Very valuable info, could you share with us the calculator you use for when to start PCT
I agree with u iron that why I took bloods 3 weeks after last pin to see my levels then started pct on day 24 after last pin and it's been a smooth transition
This came up a yr or 2 ago quiet a bit. Usually prolactin keeping them shut down during pct from deca. Probably needs to run pct with caber .5 x week for 3'or for more weeks.
Maybe run a PCT re-boot with a plan from CarlosD, too
Could but I think just a basic pct with caber .5 x 2 a week will be all he needs. He's recover now but very slow due to prolactin more than likely and caber will knock that out and he should be gtg 50 clomid 20 nov 6.5 aromasin and caber .5 x 2 a week for 3 or 4 more weeks.
Ya I actually read an article not to long ago that said the reason it's so hard to recover from 19-Nors is because high prolactin damages the hpta. Wish I could pull it up again it was really interesting.
So do you think an acceptable route would be to pct again with clomid 100 100 50 50 and nolvodex 40 40 20 20 and caber .5 twice a week for 4 weeks?
And than is the consensus to retest 2 weeks after stoping a 2nd pct?
I really don't have that much spare money and would really rather not have to keep going back to the dr for a couple of visits.

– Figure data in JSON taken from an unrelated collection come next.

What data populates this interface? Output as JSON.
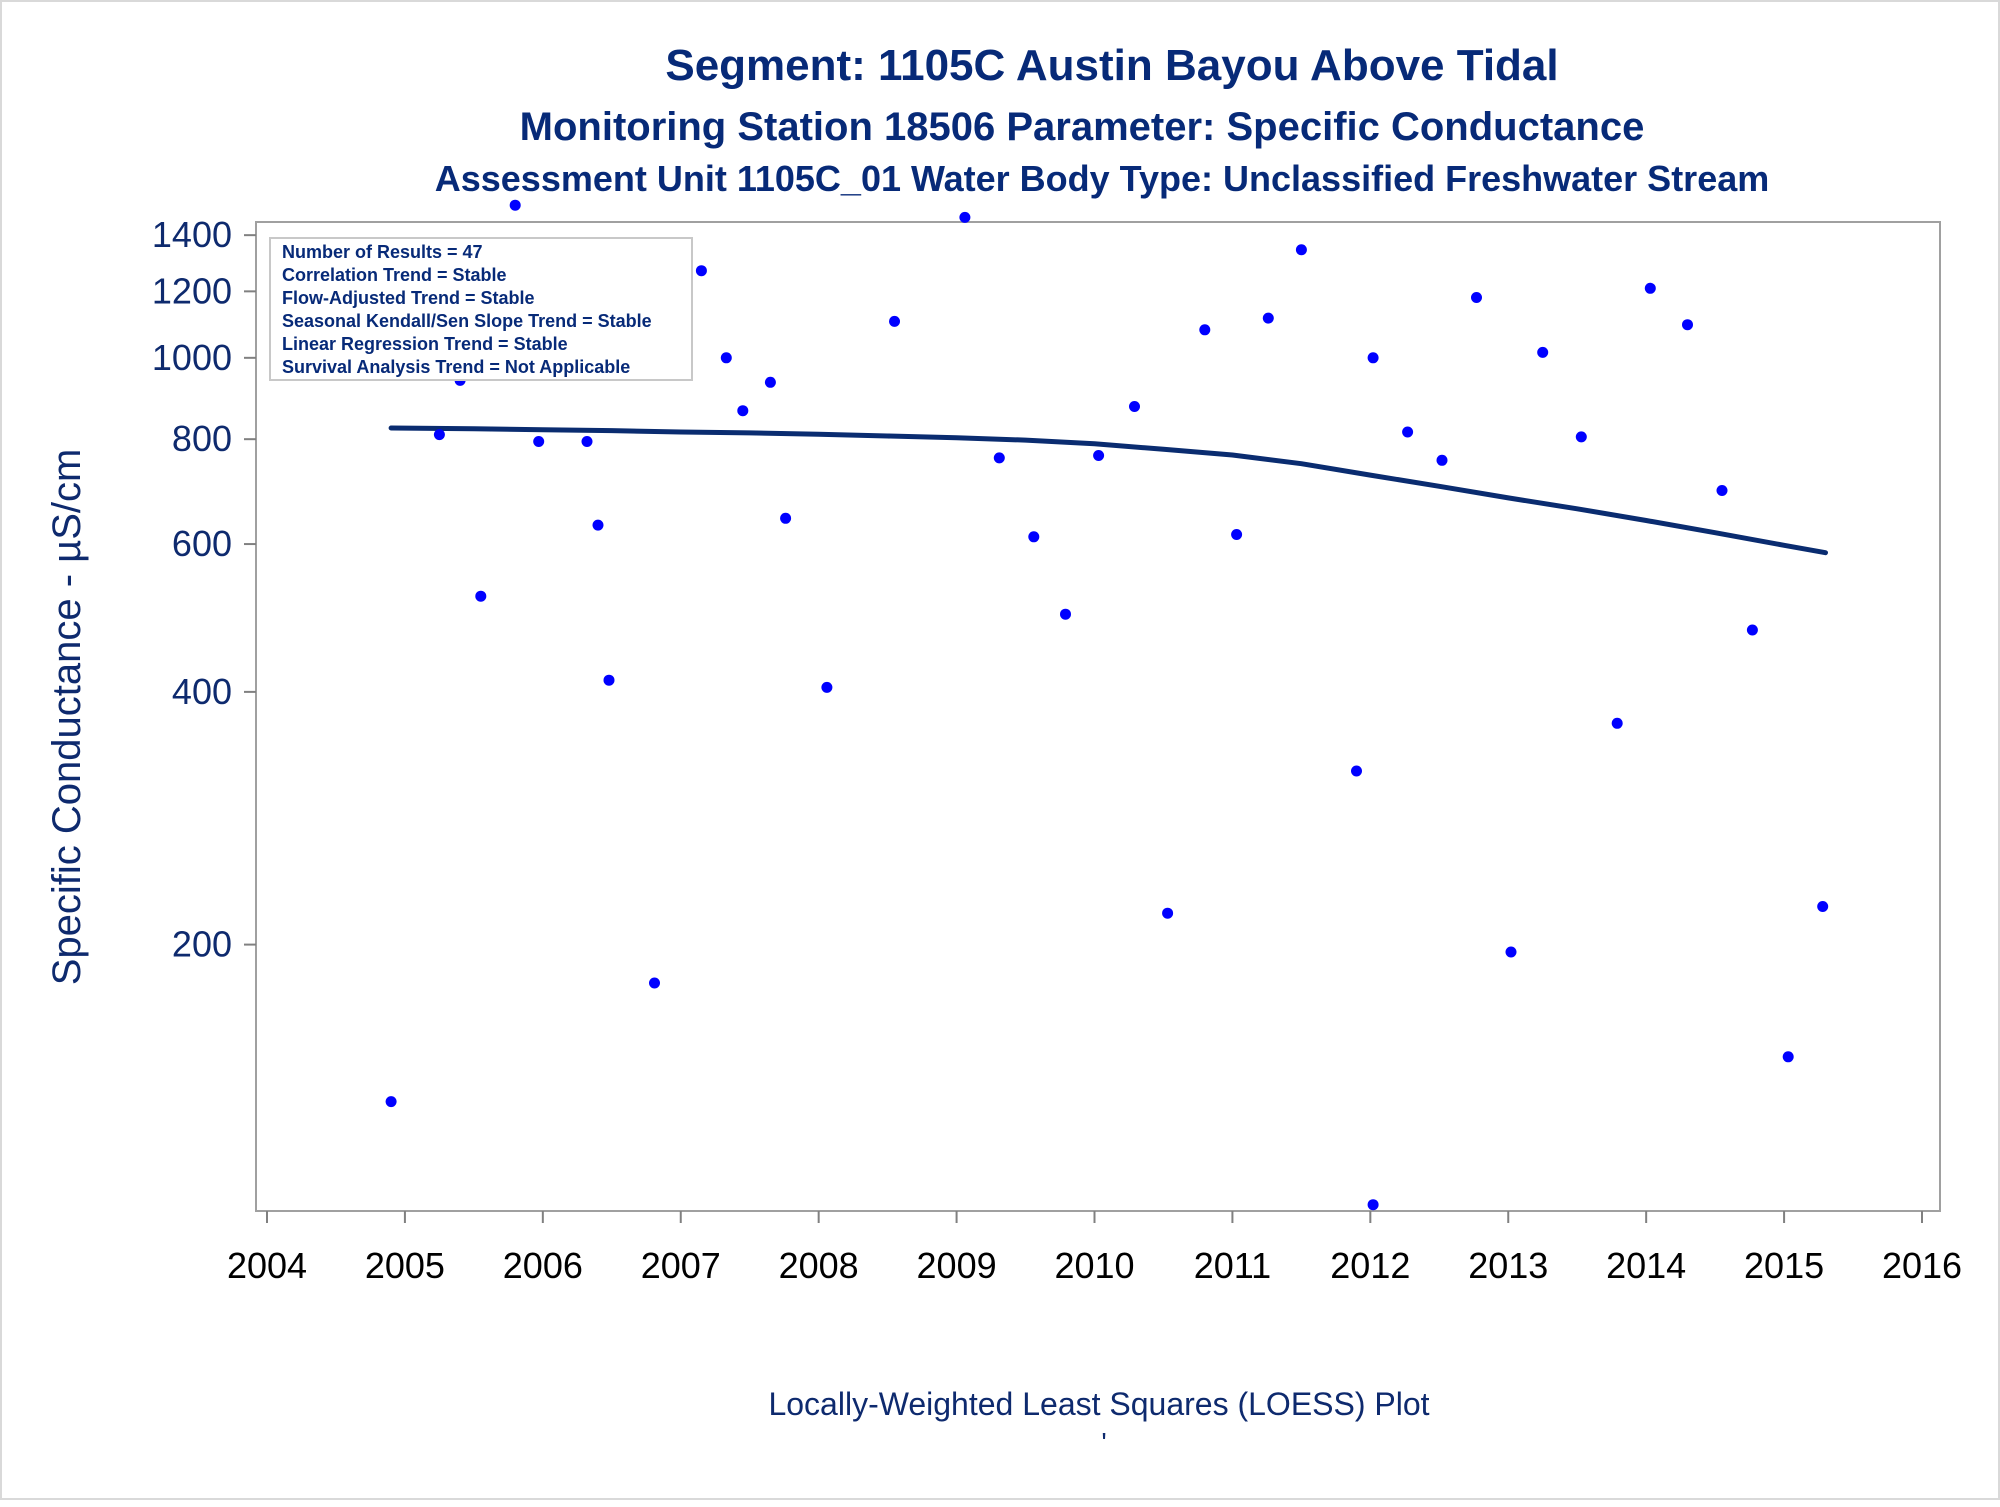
{
  "chart_data": {
    "type": "scatter",
    "title": "Segment: 1105C  Austin Bayou Above Tidal",
    "subtitle": "Monitoring Station 18506 Parameter: Specific Conductance",
    "subtitle2": "Assessment Unit 1105C_01   Water Body Type: Unclassified Freshwater Stream",
    "footnote": "Locally-Weighted Least Squares (LOESS) Plot",
    "footnote_mark": "'",
    "ylabel": "Specific Conductance -  µS/cm",
    "xlabel": "",
    "y_scale": "log",
    "xlim": [
      2004,
      2016
    ],
    "ylim": [
      95,
      1500
    ],
    "x_ticks": [
      "2004",
      "2005",
      "2006",
      "2007",
      "2008",
      "2009",
      "2010",
      "2011",
      "2012",
      "2013",
      "2014",
      "2015",
      "2016"
    ],
    "y_ticks": [
      200,
      400,
      600,
      800,
      1000,
      1200,
      1400
    ],
    "grid": false,
    "inset_box": {
      "placement": "top-left",
      "lines": [
        "Number of Results = 47",
        "Correlation Trend = Stable",
        "Flow-Adjusted Trend = Stable",
        "Seasonal Kendall/Sen Slope Trend = Stable",
        "Linear Regression Trend = Stable",
        "Survival Analysis Trend = Not Applicable"
      ]
    },
    "colors": {
      "points": "#0000ff",
      "loess": "#0a2c70",
      "text": "#072a78",
      "frame": "#a0a0a0"
    },
    "series": [
      {
        "kind": "points",
        "points": [
          {
            "x": 2004.9,
            "y": 130
          },
          {
            "x": 2005.0,
            "y": 1115
          },
          {
            "x": 2005.25,
            "y": 810
          },
          {
            "x": 2005.4,
            "y": 940
          },
          {
            "x": 2005.55,
            "y": 520
          },
          {
            "x": 2005.8,
            "y": 1520
          },
          {
            "x": 2005.97,
            "y": 795
          },
          {
            "x": 2006.14,
            "y": 1290
          },
          {
            "x": 2006.32,
            "y": 795
          },
          {
            "x": 2006.4,
            "y": 632
          },
          {
            "x": 2006.48,
            "y": 413
          },
          {
            "x": 2006.62,
            "y": 1050
          },
          {
            "x": 2006.81,
            "y": 180
          },
          {
            "x": 2007.15,
            "y": 1270
          },
          {
            "x": 2007.33,
            "y": 1000
          },
          {
            "x": 2007.45,
            "y": 865
          },
          {
            "x": 2007.65,
            "y": 935
          },
          {
            "x": 2007.76,
            "y": 644
          },
          {
            "x": 2008.06,
            "y": 405
          },
          {
            "x": 2008.55,
            "y": 1105
          },
          {
            "x": 2009.06,
            "y": 1470
          },
          {
            "x": 2009.31,
            "y": 760
          },
          {
            "x": 2009.56,
            "y": 612
          },
          {
            "x": 2009.79,
            "y": 495
          },
          {
            "x": 2010.03,
            "y": 765
          },
          {
            "x": 2010.29,
            "y": 875
          },
          {
            "x": 2010.53,
            "y": 218
          },
          {
            "x": 2010.8,
            "y": 1080
          },
          {
            "x": 2011.03,
            "y": 616
          },
          {
            "x": 2011.26,
            "y": 1115
          },
          {
            "x": 2011.5,
            "y": 1345
          },
          {
            "x": 2011.9,
            "y": 322
          },
          {
            "x": 2012.02,
            "y": 1000
          },
          {
            "x": 2012.02,
            "y": 98
          },
          {
            "x": 2012.27,
            "y": 816
          },
          {
            "x": 2012.52,
            "y": 755
          },
          {
            "x": 2012.77,
            "y": 1180
          },
          {
            "x": 2013.02,
            "y": 196
          },
          {
            "x": 2013.25,
            "y": 1015
          },
          {
            "x": 2013.53,
            "y": 805
          },
          {
            "x": 2013.79,
            "y": 367
          },
          {
            "x": 2014.03,
            "y": 1210
          },
          {
            "x": 2014.3,
            "y": 1095
          },
          {
            "x": 2014.55,
            "y": 695
          },
          {
            "x": 2014.77,
            "y": 474
          },
          {
            "x": 2015.03,
            "y": 147
          },
          {
            "x": 2015.28,
            "y": 222
          }
        ]
      },
      {
        "kind": "loess",
        "points": [
          {
            "x": 2004.9,
            "y": 825
          },
          {
            "x": 2005.5,
            "y": 823
          },
          {
            "x": 2006.0,
            "y": 821
          },
          {
            "x": 2006.5,
            "y": 819
          },
          {
            "x": 2007.0,
            "y": 816
          },
          {
            "x": 2007.5,
            "y": 814
          },
          {
            "x": 2008.0,
            "y": 811
          },
          {
            "x": 2008.5,
            "y": 807
          },
          {
            "x": 2009.0,
            "y": 803
          },
          {
            "x": 2009.5,
            "y": 798
          },
          {
            "x": 2010.0,
            "y": 790
          },
          {
            "x": 2010.5,
            "y": 778
          },
          {
            "x": 2011.0,
            "y": 766
          },
          {
            "x": 2011.5,
            "y": 748
          },
          {
            "x": 2012.0,
            "y": 725
          },
          {
            "x": 2012.5,
            "y": 703
          },
          {
            "x": 2013.0,
            "y": 681
          },
          {
            "x": 2013.5,
            "y": 661
          },
          {
            "x": 2014.0,
            "y": 640
          },
          {
            "x": 2014.5,
            "y": 619
          },
          {
            "x": 2015.0,
            "y": 598
          },
          {
            "x": 2015.3,
            "y": 586
          }
        ]
      }
    ]
  }
}
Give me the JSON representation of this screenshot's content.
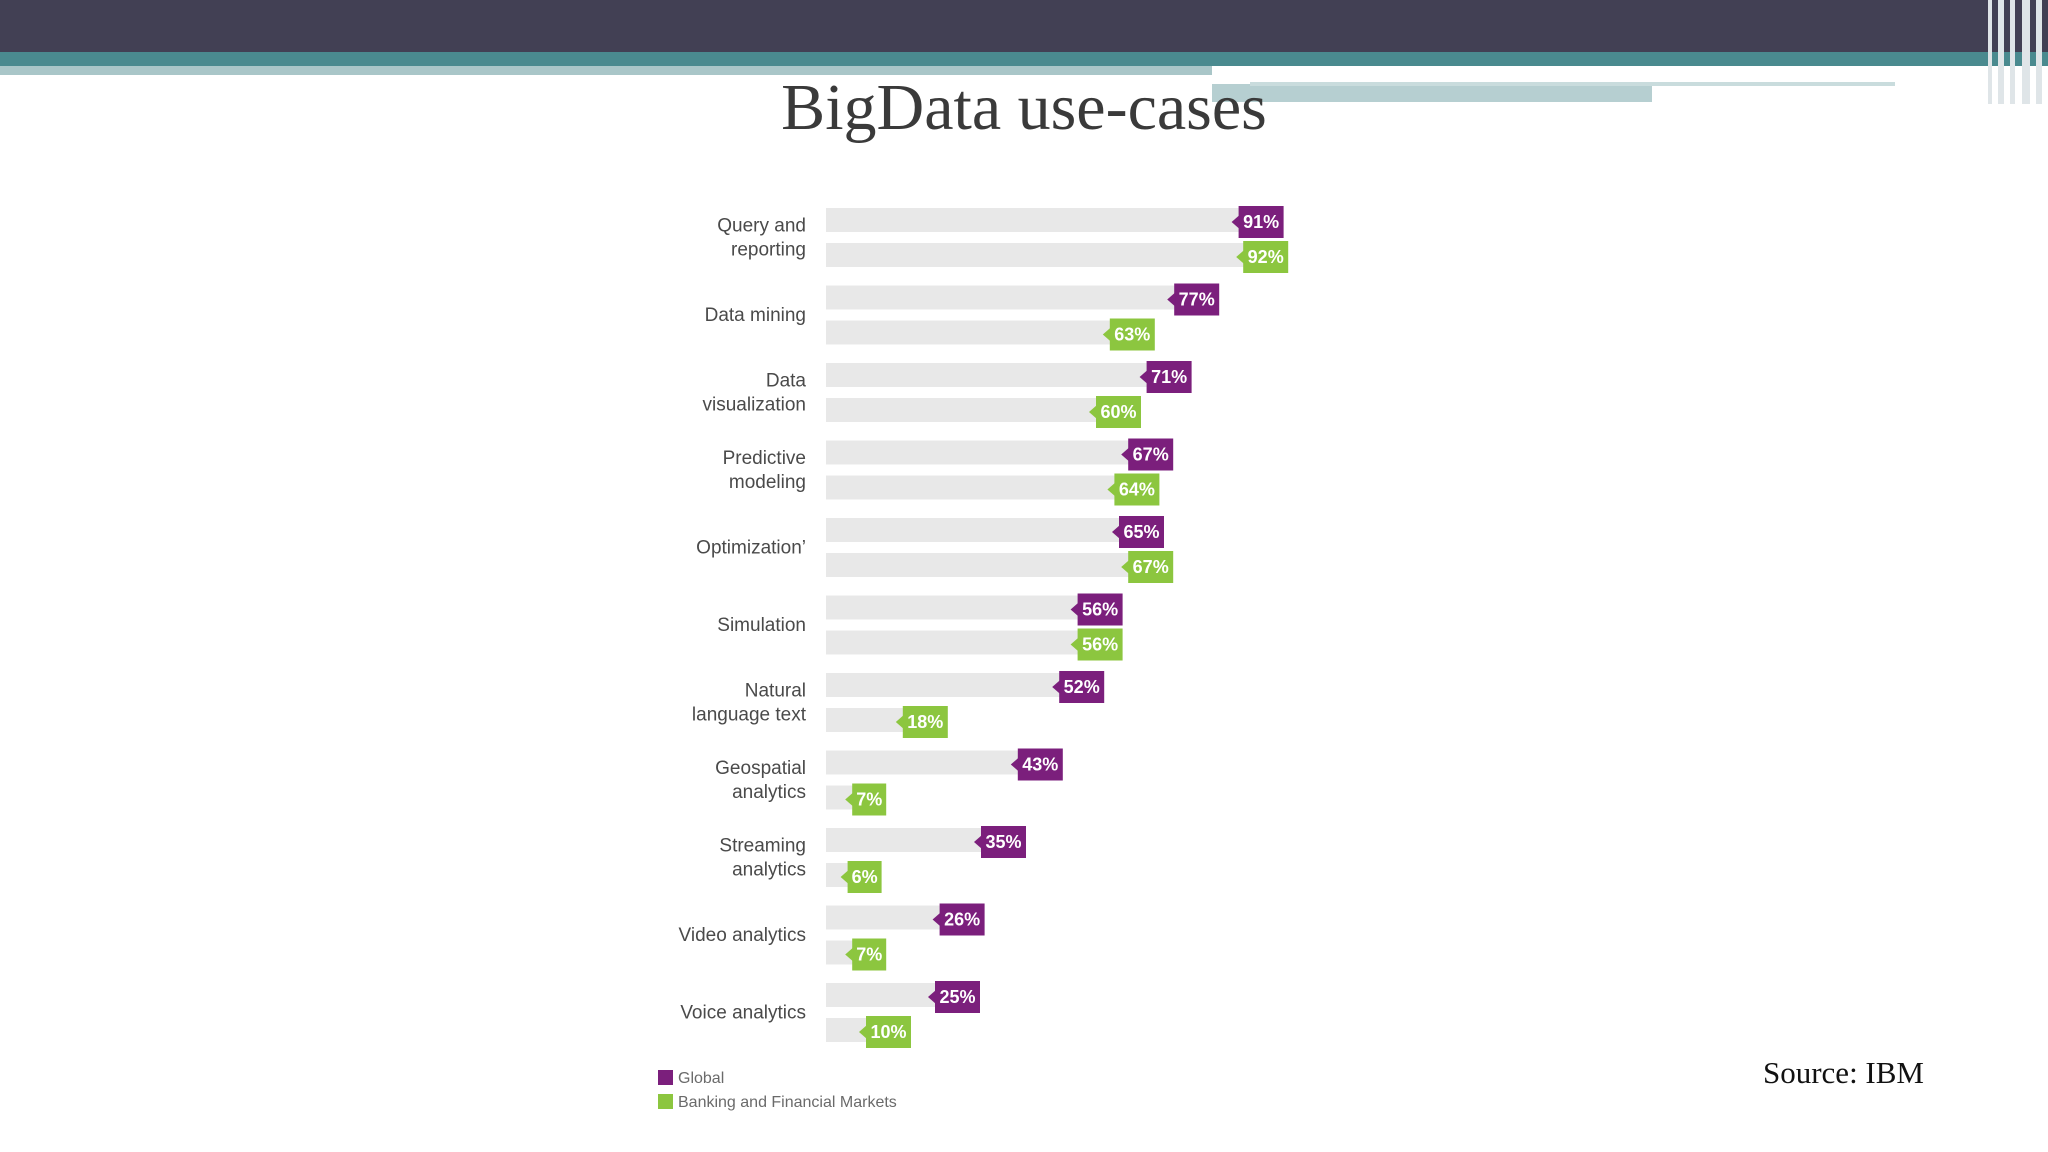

Well here's the thing. If we knew your LH levels and they were low then yes that would probably be the best route to go. But we don't know, your LH levels might be normal. And if that's the case I'm not sure another pct is gonna be very benifical. All you'll be doing is stimulating your pituitary to produce more LH which is unecessary because your levels are already normal. The few studies I've read when they administer exogenous testosterone to people showed that that the problem with recovery was due to leydeg cells ( cells that produce testosterone) becoming desensitized to LH. In a normally functioning hpta without getting into the first step of the process the pituitary releases LH which then signals the leydeg cells in your testes to produce testostrone. So these studies showed that LH and FSH levels returned to normal after about 3 weeks after they stopped giving them testosterone but test levels did not begin to rise for many more weeks because the ones leydeg cells were not responding to LH. So all you can do in this situation is wait.
So bottom line is we need those numbers. So one route is you get the blood tests and they show normal levels of LH and FSH so then all you can do is wait. Or it shows low levels so you start another pct. Or you don't do that and just do another pct but it doesn't do anything because the problem is not originating at the pituitary but because of this desensitization occurring in your testes. So then you wasted money running the pct.i if it was me I would get the blood tests. You don't need to go to your doctor, go to labsmd.com or privatemedlabs.com and get the female hormone panel. At privatemedlabs it's only like 45 bucks with the 15% off discount code you can find online.
Didnt this article state that even one shot of nandrolone could damage hpta amd cause low t? I rememeber reading this too. Definitely need caber and hCG when using 19-nors.